Like sticking your tongue on the icy metal bars at school, snowball fights for most Canadian kids were a right of passage.
They usually began with a single volley resulting in a direct hit on an unsuspecting victim.
From there sides were quickly chosen and the battle lines drawn in the snow.
However, almost always the icy battles ended predictably — an injury, tears and a scattering of the combatants as authorities arrived.
Now, thanks to the efforts of an Okanagan Falls couple, adults throughout North America (at least where applicable snow wise) can relive those glory days, only this time without fear of corporal punishment.
A few years ago Carrie and Gord Ferguson read a story about the Japanese sport of Yukigassen, which turned out to be little more than an officiated snowball fight. The Fergusons have since obtained the rights to authorize the sanctioned events in cities throughout Canada and the United States.
“It’s crazy — in a good way — to think that we started with a glass of wine reading this little magazine and now we’ve got this international thing,” said Ferguson, who grew up in Winnipeg and endured many face washings and snowball fights.
“The big thing is I have two kids in school, but whenever it snows the principal gets on the PA saying the snow stays on the ground, no throwing snowballs and nobody is allowed to do it anymore. So this has given people a chance to go out on the field and have fun and not get hurt.
“I’m actually surprised no one in Canada thought about it — and we’re covered in snow -— and for it to have to come over from Japan…”
Ferguson was in Anchorage, Alaska for last weekend’s U.S. Championships and the battle for the Canadian title took place in Edmonton at the same time.

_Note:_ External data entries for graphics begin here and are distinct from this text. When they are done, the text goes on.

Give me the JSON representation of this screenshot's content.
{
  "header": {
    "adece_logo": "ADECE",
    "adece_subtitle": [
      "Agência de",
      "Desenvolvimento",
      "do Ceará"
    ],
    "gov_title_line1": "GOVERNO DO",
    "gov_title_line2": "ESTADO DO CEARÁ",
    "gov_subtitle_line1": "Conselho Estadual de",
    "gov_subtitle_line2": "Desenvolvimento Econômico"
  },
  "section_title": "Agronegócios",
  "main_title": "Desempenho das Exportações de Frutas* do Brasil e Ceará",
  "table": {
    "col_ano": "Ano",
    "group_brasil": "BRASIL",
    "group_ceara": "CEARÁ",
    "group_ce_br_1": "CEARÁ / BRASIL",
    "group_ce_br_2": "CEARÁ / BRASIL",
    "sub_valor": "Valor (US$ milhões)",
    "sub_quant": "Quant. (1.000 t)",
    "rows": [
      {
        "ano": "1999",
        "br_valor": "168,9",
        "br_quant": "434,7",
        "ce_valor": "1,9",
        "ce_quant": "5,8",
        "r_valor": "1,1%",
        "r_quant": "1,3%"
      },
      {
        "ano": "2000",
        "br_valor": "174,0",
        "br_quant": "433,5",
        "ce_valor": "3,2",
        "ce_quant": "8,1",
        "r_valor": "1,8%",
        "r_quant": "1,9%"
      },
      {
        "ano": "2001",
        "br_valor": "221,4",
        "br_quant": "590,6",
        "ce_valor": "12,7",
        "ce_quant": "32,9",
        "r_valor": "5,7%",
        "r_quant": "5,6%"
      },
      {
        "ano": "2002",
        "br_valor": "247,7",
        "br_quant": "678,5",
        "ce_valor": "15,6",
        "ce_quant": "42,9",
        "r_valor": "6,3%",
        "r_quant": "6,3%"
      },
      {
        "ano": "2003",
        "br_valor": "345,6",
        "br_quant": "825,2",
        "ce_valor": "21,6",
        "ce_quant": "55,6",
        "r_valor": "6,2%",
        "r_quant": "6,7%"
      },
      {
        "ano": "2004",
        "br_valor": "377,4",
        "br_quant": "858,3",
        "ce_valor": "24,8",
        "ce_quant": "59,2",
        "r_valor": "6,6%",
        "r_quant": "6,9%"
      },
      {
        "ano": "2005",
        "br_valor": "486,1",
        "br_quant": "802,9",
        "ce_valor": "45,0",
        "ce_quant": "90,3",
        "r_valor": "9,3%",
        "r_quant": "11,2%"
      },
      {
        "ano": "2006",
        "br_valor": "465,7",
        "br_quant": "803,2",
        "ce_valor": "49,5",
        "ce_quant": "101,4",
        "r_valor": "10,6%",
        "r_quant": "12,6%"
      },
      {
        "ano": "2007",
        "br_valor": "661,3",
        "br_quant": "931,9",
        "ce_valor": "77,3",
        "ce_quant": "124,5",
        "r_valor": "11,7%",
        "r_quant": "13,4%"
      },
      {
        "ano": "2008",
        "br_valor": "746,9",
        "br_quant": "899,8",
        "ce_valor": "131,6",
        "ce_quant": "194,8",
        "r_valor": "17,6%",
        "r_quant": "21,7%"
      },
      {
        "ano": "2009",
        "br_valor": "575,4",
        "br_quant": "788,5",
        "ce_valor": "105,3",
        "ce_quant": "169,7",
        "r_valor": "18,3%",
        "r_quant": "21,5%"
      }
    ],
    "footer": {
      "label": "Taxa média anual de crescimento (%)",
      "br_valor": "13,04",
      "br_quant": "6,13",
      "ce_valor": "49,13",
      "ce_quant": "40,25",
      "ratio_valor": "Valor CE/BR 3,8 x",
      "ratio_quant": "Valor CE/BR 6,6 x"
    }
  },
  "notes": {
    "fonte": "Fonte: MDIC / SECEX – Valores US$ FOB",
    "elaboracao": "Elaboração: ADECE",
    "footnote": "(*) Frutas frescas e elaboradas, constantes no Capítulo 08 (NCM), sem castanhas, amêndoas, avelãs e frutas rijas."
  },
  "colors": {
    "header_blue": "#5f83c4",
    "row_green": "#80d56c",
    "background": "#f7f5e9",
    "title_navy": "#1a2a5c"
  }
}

Winners of the top divisions in both events will have the opportunity to challenge for the World honours next year in Japan.
The event itself is played on a 10-by-40-metre field with seven people aside and each person getting a total of 90 snowballs for the three, three-minute period game.
The ammunition — each one exactly seven centimetres in diameter — is made from compacted snow in a specially-designed, Japanese metal snowball machine.
Like in paintball or dodge ball, those hit by snowballs are out, and the object is to capture the opponents flag or at the end of each frame to have the last player standing.
The match victory goes to the squad that wins two of the three periods.
And the prize at the end of it all?
“Glory,” said Ferguson, who added it is not unusual for tempers to get heated during the competitions. “That and bragging rights and a few bruises.”
Since the Fergusons became involved in Yukigassen, the public and media interest has — what else — snowballed.
It’s even gotten so popular she recalled her four and six-year-old sons Charlie and Tucker sitting on the beach in Hawaii crying because it was snowing back home in Okanagan Falls.
“I mean really, in Hawaii?” said Carrie.
With more and more cities expressing interest in hosting their own events in the coming winters, the executive director is working to make sure things don’t get too big, too fast.
“After all, while it is a lot of work, the most important thing is that it stays fun — for everyone,” she said. “And who knows, we may even have it here one day.”